With a on the night of the last school day of the year, not much could be done about the lack of players.
While the lure of the upcoming break drew some away, illnesses or other plans took out the rest, leaving only the bare minimum.
Since neither team had more players than what was allowed on the court, everyone had to play full time.
And coach Latonia Pitts called it an “ugly game.”
“We were exhausted, but we got a second wind for offense and turned up the defense when they were tired,” she said.
“Not one of our best (games), but they gave each other all they had.”
According to sophomore Emily Hayes, the key difference that led the Cavs to victory was their stamina.
“As a team we were more in shape,” junior Esme Bruce-Romo said. “It felt like the other team was (losing energy faster) than our team.”
“Coach used our timeouts well, so we didn’t get too tired,” Hayes said.

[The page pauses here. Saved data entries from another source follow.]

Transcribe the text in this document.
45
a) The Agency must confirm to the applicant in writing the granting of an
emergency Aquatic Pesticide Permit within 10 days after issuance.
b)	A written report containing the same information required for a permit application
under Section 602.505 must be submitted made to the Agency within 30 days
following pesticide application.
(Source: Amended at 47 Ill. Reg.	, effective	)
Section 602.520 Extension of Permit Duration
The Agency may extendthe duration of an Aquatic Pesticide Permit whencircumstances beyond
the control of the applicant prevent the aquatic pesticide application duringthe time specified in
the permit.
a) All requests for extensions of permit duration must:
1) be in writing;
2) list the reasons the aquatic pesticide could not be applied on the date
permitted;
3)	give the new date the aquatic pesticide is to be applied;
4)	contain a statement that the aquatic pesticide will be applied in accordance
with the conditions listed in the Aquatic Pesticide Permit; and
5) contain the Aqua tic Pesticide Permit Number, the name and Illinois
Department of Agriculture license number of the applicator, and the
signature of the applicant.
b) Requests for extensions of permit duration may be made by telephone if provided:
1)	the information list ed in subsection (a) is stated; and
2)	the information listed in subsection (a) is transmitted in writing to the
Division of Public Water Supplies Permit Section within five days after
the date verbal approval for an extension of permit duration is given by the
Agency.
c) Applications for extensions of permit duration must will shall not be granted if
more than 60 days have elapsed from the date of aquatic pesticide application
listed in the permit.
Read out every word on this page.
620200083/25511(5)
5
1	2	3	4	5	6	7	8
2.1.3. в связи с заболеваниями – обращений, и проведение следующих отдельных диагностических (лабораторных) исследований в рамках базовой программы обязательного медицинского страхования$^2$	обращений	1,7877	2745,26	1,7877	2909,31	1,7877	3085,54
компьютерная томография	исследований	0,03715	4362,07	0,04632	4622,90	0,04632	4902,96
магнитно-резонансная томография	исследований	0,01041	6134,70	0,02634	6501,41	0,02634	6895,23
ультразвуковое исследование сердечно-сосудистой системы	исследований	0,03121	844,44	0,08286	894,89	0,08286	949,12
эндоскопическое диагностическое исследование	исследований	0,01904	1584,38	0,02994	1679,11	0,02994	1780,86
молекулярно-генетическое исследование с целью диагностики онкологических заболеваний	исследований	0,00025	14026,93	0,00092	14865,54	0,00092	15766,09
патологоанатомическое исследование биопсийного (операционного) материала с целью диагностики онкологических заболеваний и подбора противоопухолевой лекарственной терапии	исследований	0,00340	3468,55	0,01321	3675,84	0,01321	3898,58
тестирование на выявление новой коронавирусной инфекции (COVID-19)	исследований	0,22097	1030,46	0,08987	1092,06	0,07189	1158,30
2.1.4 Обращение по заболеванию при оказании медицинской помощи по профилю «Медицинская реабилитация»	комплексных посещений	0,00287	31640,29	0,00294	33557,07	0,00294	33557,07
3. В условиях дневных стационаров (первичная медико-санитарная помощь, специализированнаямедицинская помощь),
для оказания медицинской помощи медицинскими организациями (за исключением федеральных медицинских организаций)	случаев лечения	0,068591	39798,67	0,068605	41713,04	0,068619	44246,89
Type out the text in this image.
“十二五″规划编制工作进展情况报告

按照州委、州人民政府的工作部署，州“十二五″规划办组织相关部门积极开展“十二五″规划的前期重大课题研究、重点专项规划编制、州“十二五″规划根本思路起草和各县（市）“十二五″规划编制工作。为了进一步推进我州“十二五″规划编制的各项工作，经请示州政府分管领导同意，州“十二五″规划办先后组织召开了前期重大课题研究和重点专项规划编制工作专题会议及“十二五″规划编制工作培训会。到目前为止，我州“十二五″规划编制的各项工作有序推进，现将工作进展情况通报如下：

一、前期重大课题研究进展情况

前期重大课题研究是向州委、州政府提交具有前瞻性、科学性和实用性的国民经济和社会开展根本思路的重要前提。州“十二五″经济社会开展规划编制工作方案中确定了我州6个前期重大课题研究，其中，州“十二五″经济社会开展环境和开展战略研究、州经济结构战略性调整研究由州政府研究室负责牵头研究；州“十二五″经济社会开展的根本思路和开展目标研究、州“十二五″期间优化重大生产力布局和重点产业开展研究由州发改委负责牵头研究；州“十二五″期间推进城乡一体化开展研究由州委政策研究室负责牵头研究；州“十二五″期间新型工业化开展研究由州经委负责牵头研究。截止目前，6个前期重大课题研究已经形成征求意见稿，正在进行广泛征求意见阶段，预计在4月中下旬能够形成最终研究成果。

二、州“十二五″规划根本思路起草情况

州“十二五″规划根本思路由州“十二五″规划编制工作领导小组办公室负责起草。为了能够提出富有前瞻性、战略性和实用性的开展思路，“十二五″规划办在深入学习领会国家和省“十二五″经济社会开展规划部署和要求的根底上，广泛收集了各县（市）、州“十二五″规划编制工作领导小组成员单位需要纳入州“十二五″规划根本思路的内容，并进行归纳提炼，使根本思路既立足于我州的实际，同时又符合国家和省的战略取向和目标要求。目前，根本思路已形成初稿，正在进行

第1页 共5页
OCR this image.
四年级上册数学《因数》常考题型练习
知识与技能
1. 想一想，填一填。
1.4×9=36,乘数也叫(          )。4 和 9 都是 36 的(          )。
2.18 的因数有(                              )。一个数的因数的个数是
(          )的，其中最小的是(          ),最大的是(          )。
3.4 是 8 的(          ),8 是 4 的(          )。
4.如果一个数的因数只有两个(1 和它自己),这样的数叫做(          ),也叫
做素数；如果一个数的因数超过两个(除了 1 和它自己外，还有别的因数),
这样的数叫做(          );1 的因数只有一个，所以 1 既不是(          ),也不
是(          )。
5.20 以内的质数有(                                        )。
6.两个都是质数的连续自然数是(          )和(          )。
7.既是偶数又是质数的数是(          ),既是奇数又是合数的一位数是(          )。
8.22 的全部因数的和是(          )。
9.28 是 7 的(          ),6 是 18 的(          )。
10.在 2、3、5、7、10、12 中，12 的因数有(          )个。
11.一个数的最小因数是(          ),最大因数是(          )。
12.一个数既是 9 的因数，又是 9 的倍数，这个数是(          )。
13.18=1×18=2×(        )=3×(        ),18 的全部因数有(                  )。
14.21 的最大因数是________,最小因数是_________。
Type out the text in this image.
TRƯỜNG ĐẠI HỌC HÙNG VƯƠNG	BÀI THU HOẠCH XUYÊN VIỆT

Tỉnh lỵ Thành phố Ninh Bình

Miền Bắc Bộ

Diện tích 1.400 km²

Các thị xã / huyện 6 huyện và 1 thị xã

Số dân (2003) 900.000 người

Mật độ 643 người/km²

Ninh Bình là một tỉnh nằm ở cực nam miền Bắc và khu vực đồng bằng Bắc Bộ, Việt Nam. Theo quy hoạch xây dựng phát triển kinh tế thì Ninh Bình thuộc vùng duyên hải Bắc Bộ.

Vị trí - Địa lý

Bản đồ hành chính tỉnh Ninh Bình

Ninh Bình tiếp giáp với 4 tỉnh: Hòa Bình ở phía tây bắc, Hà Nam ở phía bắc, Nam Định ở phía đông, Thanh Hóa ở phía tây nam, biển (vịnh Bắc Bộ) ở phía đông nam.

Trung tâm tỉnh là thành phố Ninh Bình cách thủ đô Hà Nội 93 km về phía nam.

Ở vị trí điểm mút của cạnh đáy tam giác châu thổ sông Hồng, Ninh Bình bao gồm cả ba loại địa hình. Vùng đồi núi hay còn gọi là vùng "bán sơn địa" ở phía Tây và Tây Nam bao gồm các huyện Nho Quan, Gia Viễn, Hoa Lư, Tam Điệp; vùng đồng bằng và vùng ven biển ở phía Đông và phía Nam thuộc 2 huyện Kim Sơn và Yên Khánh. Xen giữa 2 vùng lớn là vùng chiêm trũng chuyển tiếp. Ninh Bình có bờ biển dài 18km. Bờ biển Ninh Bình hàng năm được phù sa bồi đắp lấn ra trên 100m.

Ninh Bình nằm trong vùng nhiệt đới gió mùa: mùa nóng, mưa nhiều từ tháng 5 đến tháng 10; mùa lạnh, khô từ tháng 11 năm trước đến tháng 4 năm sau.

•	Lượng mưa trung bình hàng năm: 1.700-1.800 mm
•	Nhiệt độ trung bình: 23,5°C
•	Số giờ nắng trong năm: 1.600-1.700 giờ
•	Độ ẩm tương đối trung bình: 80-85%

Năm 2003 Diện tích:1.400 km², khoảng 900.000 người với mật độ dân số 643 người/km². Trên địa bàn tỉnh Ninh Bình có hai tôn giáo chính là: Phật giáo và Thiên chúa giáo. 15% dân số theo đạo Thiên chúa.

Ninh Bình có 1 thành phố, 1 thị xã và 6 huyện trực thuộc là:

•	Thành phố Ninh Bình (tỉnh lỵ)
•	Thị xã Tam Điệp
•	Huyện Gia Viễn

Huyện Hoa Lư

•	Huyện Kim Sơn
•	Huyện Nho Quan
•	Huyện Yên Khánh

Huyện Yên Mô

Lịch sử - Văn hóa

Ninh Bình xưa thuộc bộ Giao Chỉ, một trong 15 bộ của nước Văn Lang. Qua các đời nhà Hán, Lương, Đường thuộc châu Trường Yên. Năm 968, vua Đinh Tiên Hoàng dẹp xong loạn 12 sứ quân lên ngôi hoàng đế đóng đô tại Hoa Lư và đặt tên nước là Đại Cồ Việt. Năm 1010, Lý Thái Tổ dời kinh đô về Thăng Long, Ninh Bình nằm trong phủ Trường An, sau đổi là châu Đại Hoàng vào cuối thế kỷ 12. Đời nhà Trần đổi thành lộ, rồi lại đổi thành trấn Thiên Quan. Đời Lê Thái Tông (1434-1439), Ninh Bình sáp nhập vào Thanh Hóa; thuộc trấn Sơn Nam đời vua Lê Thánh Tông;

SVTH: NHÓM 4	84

Junior Yasmin Gupta said that everyone on the team stepped up.
Sophomore Jacqueline Chao, one of the spectators, said the team was still actively blocking every shot and going for baskets, even in the last quarter.
According to Gupta, the other team was also out of shape and not prepared for such a challenging game.
“One girl (Encina’s leading scorer) actually threw up,” junior Katia Dahmani said.
“We frustrated the other team and just kept pushing,” Bruce-Romo said.
Hayes said Encina’s aggressiveness actually helped the Cavs secure their win.
“(It) allowed us to also get physical and press on them, getting us some steals and easy shots,” she said.
By the end of the game, three SCDS players had four fouls. Dahmani took one of Bruce-Romo’s fouls; if she hadn’t, the team would have been down to four.
“It has been a long week for the girls, and ending on a victory helps the energy of the games to come,” Pitts said.
The next game is Tuesday, Jan. 3, against Sacramento Adventist Academy at home at 6 p.m.